A bolt is dropped from a bridge under construction, falling 94 m to the valley below the bridge. (a) how much time does it take to pass through the last 26 % of its fall? what is its speed (b) when it begins that last 26 % of its fall and (c) just before it reaches the ground?

Refer to the diagram shown below.

When the bolt is dropped at a height of 94 m, its initial velocity, V, is zero.

The last 26% of its fall is at a height of 0.26*94 = 24.4 m.

At that time, the bolt has fallen by 94 - 24.4 = 69.56 m.

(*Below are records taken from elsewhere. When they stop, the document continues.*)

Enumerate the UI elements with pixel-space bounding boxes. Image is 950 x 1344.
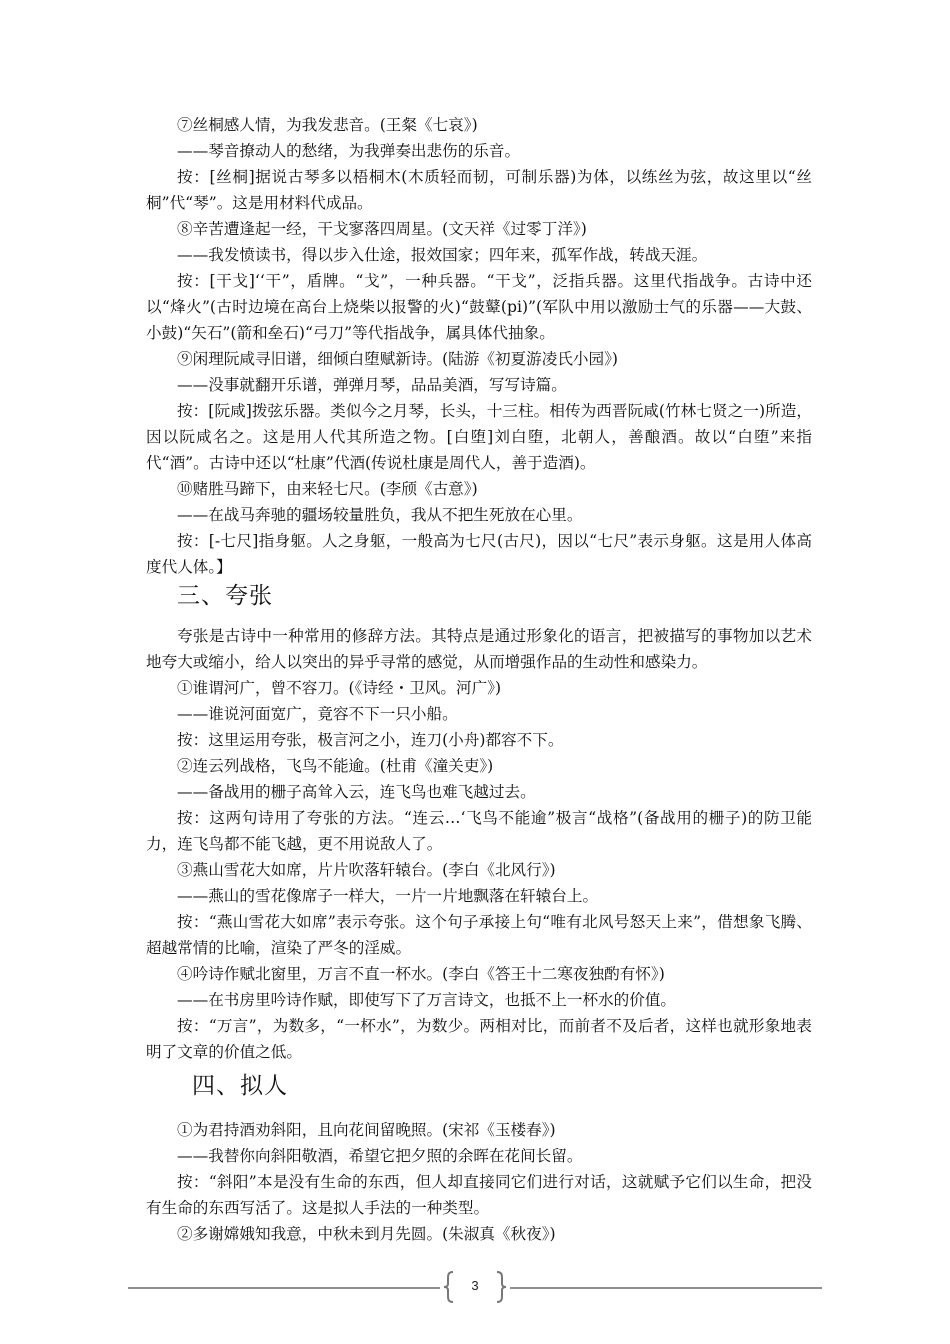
paragraph: ——在书房里吟诗作赋，即使写下了万言诗文，也抵不上一杯水的价值。	[177, 991, 677, 1009]
paragraph: 按：这里运用夸张，极言河之小，连刀(小舟)都容不下。	[177, 731, 564, 749]
paragraph: 按：“燕山雪花大如席”表示夸张。这个句子承接上句“唯有北风号怒天上来”，借想象飞腾、超越常情的比喻，渲染了严冬的淫威。	[146, 913, 812, 957]
page-footer	[128, 1268, 822, 1308]
paragraph: ——谁说河面宽广，竟容不下一只小船。	[177, 705, 458, 723]
paragraph: 按：这两句诗用了夸张的方法。“连云…‘飞鸟不能逾”极言“战格”(备战用的栅子)的防卫能力，连飞鸟都不能飞越，更不用说敌人了。	[146, 809, 812, 853]
paragraph: 按：“斜阳”本是没有生命的东西，但人却直接同它们进行对话，这就赋予它们以生命，把没有生命的东西写活了。这是拟人手法的一种类型。	[146, 1173, 812, 1217]
footer-rule-left	[128, 1287, 440, 1289]
paragraph: ——我发愤读书，得以步入仕途，报效国家；四年来，孤军作战，转战天涯。	[177, 246, 708, 264]
paragraph: ⑧辛苦遭逢起一经，干戈寥落四周星。(文天祥《过零丁洋》)	[177, 220, 587, 238]
paragraph: ——在战马奔驰的疆场较量胜负，我从不把生死放在心里。	[177, 506, 583, 524]
paragraph: ⑦丝桐感人情，为我发悲音。(王粲《七哀》)	[177, 116, 478, 134]
paragraph: ③燕山雪花大如席，片片吹落轩辕台。(李白《北风行》)	[177, 861, 556, 879]
personification-paragraphs	[146, 1117, 812, 1247]
left-brace-icon	[442, 1271, 456, 1303]
paragraph: ——我替你向斜阳敬酒，希望它把夕照的余晖在花间长留。	[177, 1147, 583, 1165]
paragraph: ④吟诗作赋北窗里，万言不直一杯水。(李白《答王十二寒夜独酌有怀》)	[177, 965, 665, 983]
paragraph: 夸张是古诗中一种常用的修辞方法。其特点是通过形象化的语言，把被描写的事物加以艺术地夸大或缩小，给人以突出的异乎寻常的感觉，从而增强作品的生动性和感染力。	[146, 627, 812, 671]
paragraph: 按：“万言”，为数多，“一杯水”，为数少。两相对比，而前者不及后者，这样也就形象地表明了文章的价值之低。	[146, 1017, 812, 1061]
paragraph: ⑨闲理阮咸寻旧谱，细倾白堕赋新诗。(陆游《初夏游凌氏小园》)	[177, 350, 618, 368]
paragraph: ①为君持酒劝斜阳，且向花间留晚照。(宋祁《玉楼春》)	[177, 1121, 556, 1139]
paragraph: 按：[阮咸]拨弦乐器。类似今之月琴，长头，十三柱。相传为西晋阮咸(竹林七贤之一)所造，因以阮咸名之。这是用人代其所造之物。[白堕]刘白堕，北朝人，善酿酒。故以“白堕”来指代“酒”。古诗中还以“杜康”代酒(传说杜康是周代人，善于造酒)。	[146, 402, 812, 472]
page-number: 3	[471, 1278, 479, 1293]
paragraph: ——备战用的栅子高耸入云，连飞鸟也难飞越过去。	[177, 783, 536, 801]
page-body	[146, 112, 812, 1247]
footer-rule-right	[510, 1287, 822, 1289]
section-heading-personification: 四、拟人	[192, 1073, 288, 1099]
paragraph: ⑩赌胜马蹄下，由来轻七尺。(李颀《古意》)	[177, 480, 478, 498]
paragraph: ——燕山的雪花像席子一样大，一片一片地飘落在轩辕台上。	[177, 887, 599, 905]
paragraph: ①谁谓河广，曾不容刀。(《诗经・卫风。河广》)	[177, 679, 502, 697]
section-heading-exaggeration: 三、夸张	[177, 583, 273, 609]
paragraph: 按：[-七尺]指身躯。人之身躯，一般高为七尺(古尺)，因以“七尺”表示身躯。这是用人体高度代人体。】	[146, 532, 812, 576]
paragraph: ——没事就翻开乐谱，弹弹月琴，品品美酒，写写诗篇。	[177, 376, 567, 394]
metonymy-examples	[146, 112, 812, 580]
exaggeration-paragraphs	[146, 623, 812, 1065]
paragraph: 按：[丝桐]据说古琴多以梧桐木(木质轻而韧，可制乐器)为体，以练丝为弦，故这里以“丝桐”代“琴”。这是用材料代成品。	[146, 168, 812, 212]
paragraph: 按：[干戈]‘‘干”，盾牌。“戈”，一种兵器。“干戈”，泛指兵器。这里代指战争。古诗中还以“烽火”(古时边境在高台上烧柴以报警的火)“鼓鼙(pi)”(军队中用以激励士气的乐器——大鼓、小鼓)“矢石”(箭和垒石)“弓刀”等代指战争，属具体代抽象。	[146, 272, 812, 342]
paragraph: ②连云列战格，飞鸟不能逾。(杜甫《潼关吏》)	[177, 757, 494, 775]
paragraph: ②多谢嫦娥知我意，中秋未到月先圆。(朱淑真《秋夜》)	[177, 1225, 556, 1243]
right-brace-icon	[494, 1271, 508, 1303]
paragraph: ——琴音撩动人的愁绪，为我弹奏出悲伤的乐音。	[177, 142, 521, 160]
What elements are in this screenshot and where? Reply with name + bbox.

The time, t, for the bolt to fall a known distance obeys the equation

s = Vt + (1/2) gt²,

where

s = 69.56 m, vertical distance traveled, and

g = acceleration due to gravity.

Therefore

69.56 = 0 + (1/2) * 9.8*t²

t² = (69.56*2) / 9.8

t = 3.7677 s

The total time, T, to fall 94 m is given by

94 = (1/2) * 9.8*T^2

T² = 19.1837

T = 4.38 s

The time taken to pass through the last 26% of its fall is

T - t = 4.38 - 3.7677 = 0.6122 s

The speed after falling 69.56 m is given by

V₁ = 0 + g*t = 36.9235 m/s

The speed with which the bolt strikes the ground is given by

V₂ = 0 + g*T = 9.8*4.38 = 42.924 m/s

Answer:

(a) The bolt takes 0.6122 s to pass through the last 26% of its fall.

(b) When the bolt begins the last 26% of its fall, its speed is 36.92 m/s (nearest hundredth).

(c) Just before it strikes the ground, the speed of the bolt is 42.94 m/s (nearest hundredth).